India's "big pharma" is now the target

27 February 2006

Indian generic giants Dr Reddy's Laboratories and Ranbaxy Laboratories are coming under increased competitive pressure. Not only are established brands defending their markets, but foreign generic competitors are moving to India, eager to take advantage of the very competitive advantages in labor costs and skilled technicians, that Indian firms have enjoyed.

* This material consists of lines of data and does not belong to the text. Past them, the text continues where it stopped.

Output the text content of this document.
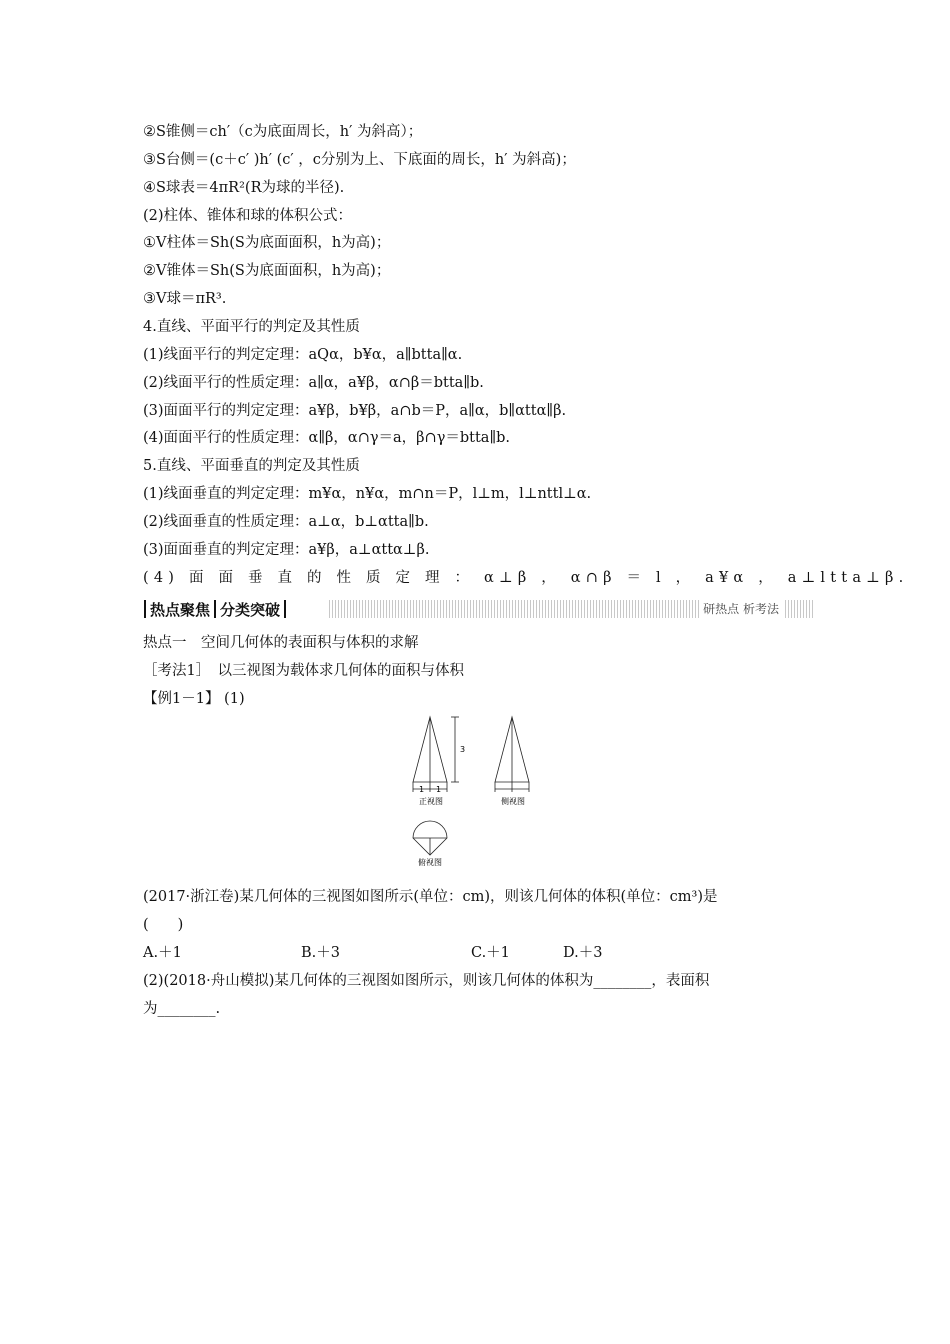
②S锥侧＝ch′（c为底面周长，h′ 为斜高）；
③S台侧＝(c＋c′ )h′ (c′ ，c分别为上、下底面的周长，h′ 为斜高)；
④S球表＝4πR²(R为球的半径).
(2)柱体、锥体和球的体积公式：
①V柱体＝Sh(S为底面面积，h为高)；
②V锥体＝Sh(S为底面面积，h为高)；
③V球＝πR³.
4.直线、平面平行的判定及其性质
(1)线面平行的判定定理：aQα，b¥α，a∥btta∥α.
(2)线面平行的性质定理：a∥α，a¥β，α∩β＝btta∥b.
(3)面面平行的判定定理：a¥β，b¥β，a∩b＝P，a∥α，b∥αttα∥β.
(4)面面平行的性质定理：α∥β，α∩γ＝a，β∩γ＝btta∥b.
5.直线、平面垂直的判定及其性质
(1)线面垂直的判定定理：m¥α，n¥α，m∩n＝P，l⊥m，l⊥nttl⊥α.
(2)线面垂直的性质定理：a⊥α，b⊥αtta∥b.
(3)面面垂直的判定定理：a¥β，a⊥αttα⊥β.
(4) 面 面 垂 直 的 性 质 定 理 ： α⊥β ， α∩β ＝ l ， a¥α ， a⊥ltta⊥β.
热点聚焦 分类突破	研热点 析考法
热点一　空间几何体的表面积与体积的求解
［考法1］　以三视图为载体求几何体的面积与体积
【例1－1】 (1)
3
1 1
正视图	侧视图
俯视图
(2017·浙江卷)某几何体的三视图如图所示(单位：cm)，则该几何体的体积(单位：cm³)是
(　　)
A.＋1	B.＋3	C.＋1	D.＋3
(2)(2018·舟山模拟)某几何体的三视图如图所示，则该几何体的体积为________，表面积
为________.
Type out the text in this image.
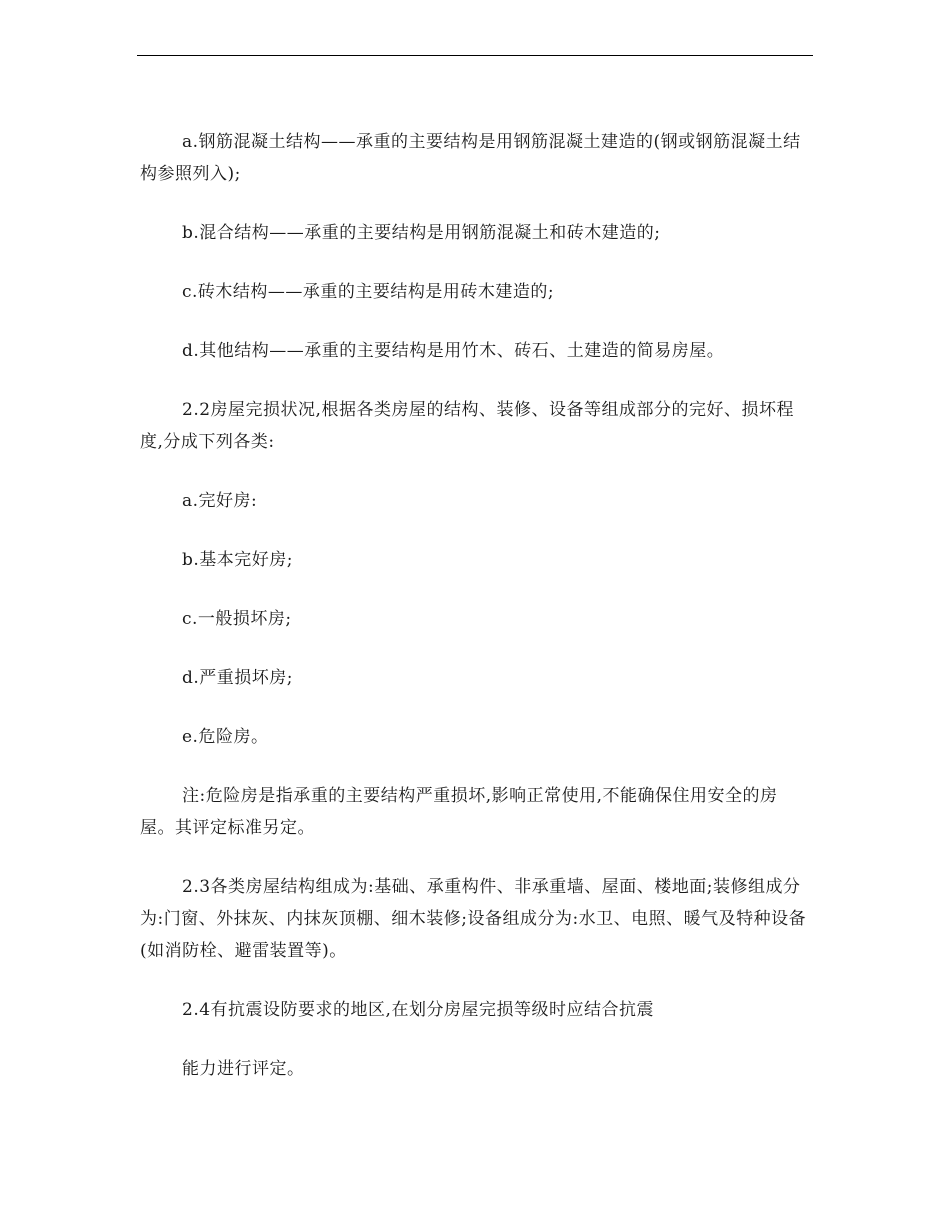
a.钢筋混凝土结构——承重的主要结构是用钢筋混凝土建造的(钢或钢筋混凝土结构参照列入);

b.混合结构——承重的主要结构是用钢筋混凝土和砖木建造的;

c.砖木结构——承重的主要结构是用砖木建造的;

d.其他结构——承重的主要结构是用竹木、砖石、土建造的简易房屋。

2.2房屋完损状况,根据各类房屋的结构、装修、设备等组成部分的完好、损坏程度,分成下列各类:

a.完好房:

b.基本完好房;

c.一般损坏房;

d.严重损坏房;

e.危险房。

注:危险房是指承重的主要结构严重损坏,影响正常使用,不能确保住用安全的房屋。其评定标准另定。

2.3各类房屋结构组成为:基础、承重构件、非承重墙、屋面、楼地面;装修组成分为:门窗、外抹灰、内抹灰顶棚、细木装修;设备组成分为:水卫、电照、暖气及特种设备(如消防栓、避雷装置等)。

2.4有抗震设防要求的地区,在划分房屋完损等级时应结合抗震

能力进行评定。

According to a report published today in Business Week, a dozen Indian generic manufacturers export to the USA. Indian firms account for one sixth of the world's estimated $48.0 billion market for generic medicines. However, the drug majors have themselves begun manufacturing their own generic versions of their drugs, creating "pricing pressure that is quite brutal," according to Ranbaxy's vice-chairman, Brian Tempest. Already, generic manufacturers have seen their mark-ups drop from 25% to less than 5%, in the last few years.

The willingness of pharmaceutical firms such as the global giant Pfizer to litigate to protect their patents has already hit Ranbaxy, who recently lost a legal battle over Lipitor (atorvastatin calcium) in Finland. Indian firms are looking for other avenues to develop, through acquisitions and also joint-ventures, such as the agreement between Dr Reddy's and USA-based drug giant Merck & Co to produce an authorized generic of anticholesterol drug Zocor (simvastatin).